My personal and non-transferable Cannes Top 10. Not listed in order of preference, but instead chronological, because they’re all excellent.
Pain & Glory by Pedro Almodóvar. The ideal candidate for the Palme d’Or, not just because it’s one of his best movies thus far, but also because it works as a magnificent compendium of his career. In the end, it wasn’t to be, but the award for Antonio Banderas as his alter-ego is almost as good.
Zombie Child, by Bertrand Bonello. The director of House of Tolerance drew his inspiration from I Walked with a Zombie (J. Tourneur, 1943), to narrate this tale of an elite boarding-school student’s obsession with Haitian Vodou culture. Fascinating.
The Lighthouse, by Robert Eggers. The Witch was one of the most justified hypes of recent horror cinema. But Eggers has outdone himself with this crazed and fun two-hander between Robert Pattinson and Willem Dafoe, novice and maestro in the lighthouse at world’s end.
Jeanne, from Bruno Dumont. After Jeannette –a minimalist musical, anachronic and with amateur actors, about a young Joan of Arc –, this sequel takes the same route although more than a few novelties, including some long close-up shots of Jeanne, watching us with her piercing gaze.
Portrait of a Lady on Fire, by Céline Sciamma. The French director tackles the masterpiece with this movie and, although it’s set in the 18th century, is almost biographical, given that it’s the story of a portrait of Adèle Haenel, who starred in her first movie (Water Lilies, 2007), and who is also the love of her life.
Liberté, by Albert Serra. As if it were a spin-off of the magnificent Story of My Death (2013), the Banyoles-born director proposes a all-night-long libertine orgy in the midst of an 18th century forest. A veritable catalogue of perversion inspired by the divine marquis. Hypnotic.
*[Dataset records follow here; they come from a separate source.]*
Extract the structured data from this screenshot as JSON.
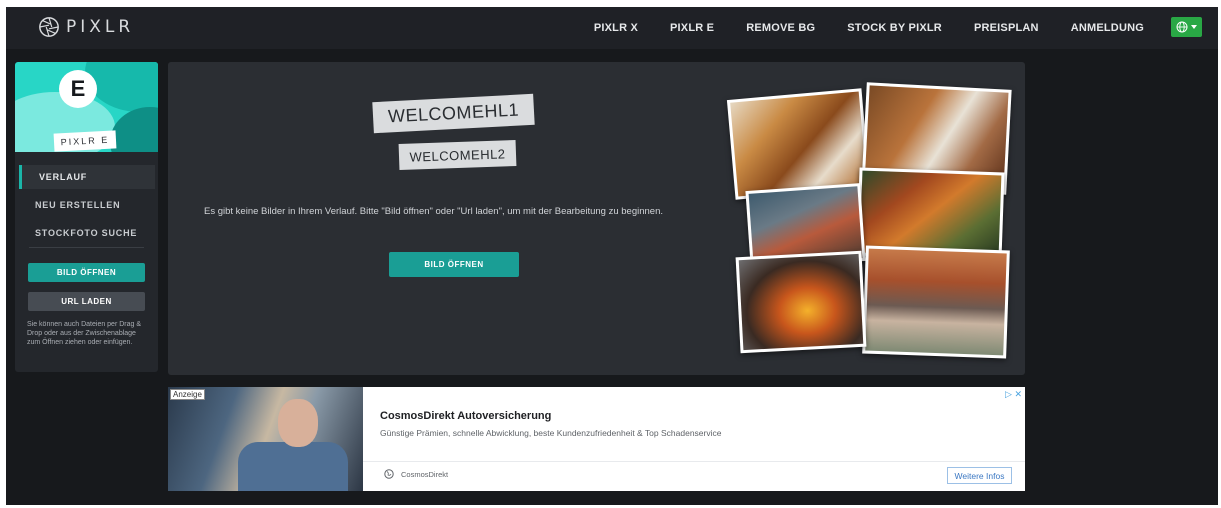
{
  "logo": {
    "text": "PIXLR"
  },
  "nav": {
    "items": [
      "PIXLR X",
      "PIXLR E",
      "REMOVE BG",
      "STOCK BY PIXLR",
      "PREISPLAN",
      "ANMELDUNG"
    ],
    "language_icon": "globe-icon"
  },
  "sidebar": {
    "app_letter": "E",
    "app_badge": "PIXLR E",
    "menu": [
      "VERLAUF",
      "NEU ERSTELLEN",
      "STOCKFOTO SUCHE"
    ],
    "active_index": 0,
    "open_button": "BILD ÖFFNEN",
    "url_button": "URL LADEN",
    "note": "Sie können auch Dateien per Drag & Drop oder aus der Zwischenablage zum Öffnen ziehen oder einfügen."
  },
  "main": {
    "tag1": "WELCOMEHL1",
    "tag2": "WELCOMEHL2",
    "empty_message": "Es gibt keine Bilder in Ihrem Verlauf. Bitte \"Bild öffnen\" oder \"Url laden\", um mit der Bearbeitung zu beginnen.",
    "open_button": "BILD ÖFFNEN"
  },
  "ad": {
    "label": "Anzeige",
    "title": "CosmosDirekt Autoversicherung",
    "description": "Günstige Prämien, schnelle Abwicklung, beste Kundenzufriedenheit & Top Schadenservice",
    "source": "CosmosDirekt",
    "cta": "Weitere Infos",
    "choices": "▷ ✕"
  },
  "colors": {
    "accent": "#1a9e95",
    "nav_bg": "#1f2126",
    "globe_button": "#29a845"
  }
}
Once Upon A time…in Hollywood, by Quentin Tarantino. Up there withInglorious Bastards, and a notch above his other two westerns, a new dialogue between History (Sharon Tate, played by Margot Robbie) and fiction starring A TV actor (Leonardo DiCaprio) and his stunt double (Brad Pitt). A grand homage to Hollywood of the 60’s.
Parasite, by Bong Joon-ho. On the heels of his two super productions Snowpiercer and Okja, the south-Korean director is back in his comfort zone with his fetish actor (Song Kang-ho), to offers us a darkly comical parody of society that earned him the Palme d’Or, planet cinema’s most prized trophy.
Oh Mercy! by Arnaud Desplechin. A French polar police thriller with intimate and humanistic overtones featuring Zen commissioner (a majestic Roschdy Zem), who sets out to solve an absurd crime committed in a dark backstreet where the amazing Léa Seydoux and Sara Forestier reside.
The traitor, by Marco Bellocchio. The last living great Italian dictator has spent decades adeptly portraying his country’s history. This time, it’s the turn of snitch Tommaso Buscetta, whose information led to the arrest and imprisonment of over 300 members of the mafia. A grandiose movie that takes all the glamour from the violence of the Cosa Nostra.
Destiny, My Love: Second Song, by Abdellatif Kechiche. This year’s movie scandal was by far the very best way to wrap up the festival. The famous 12-minuecunnilingus stands out but the most important of all is that it features the longest-ever, most immersive disco scene ever filmed. Almost three hours of strobe lights and twerking. An experience onto itself.
Cannes, it’s not so much about the movies you get to see as it is about the ones you don’t. These include Oliver Laxe’s award-winning movie, Fire Will Come, which I hope to recoup shortly.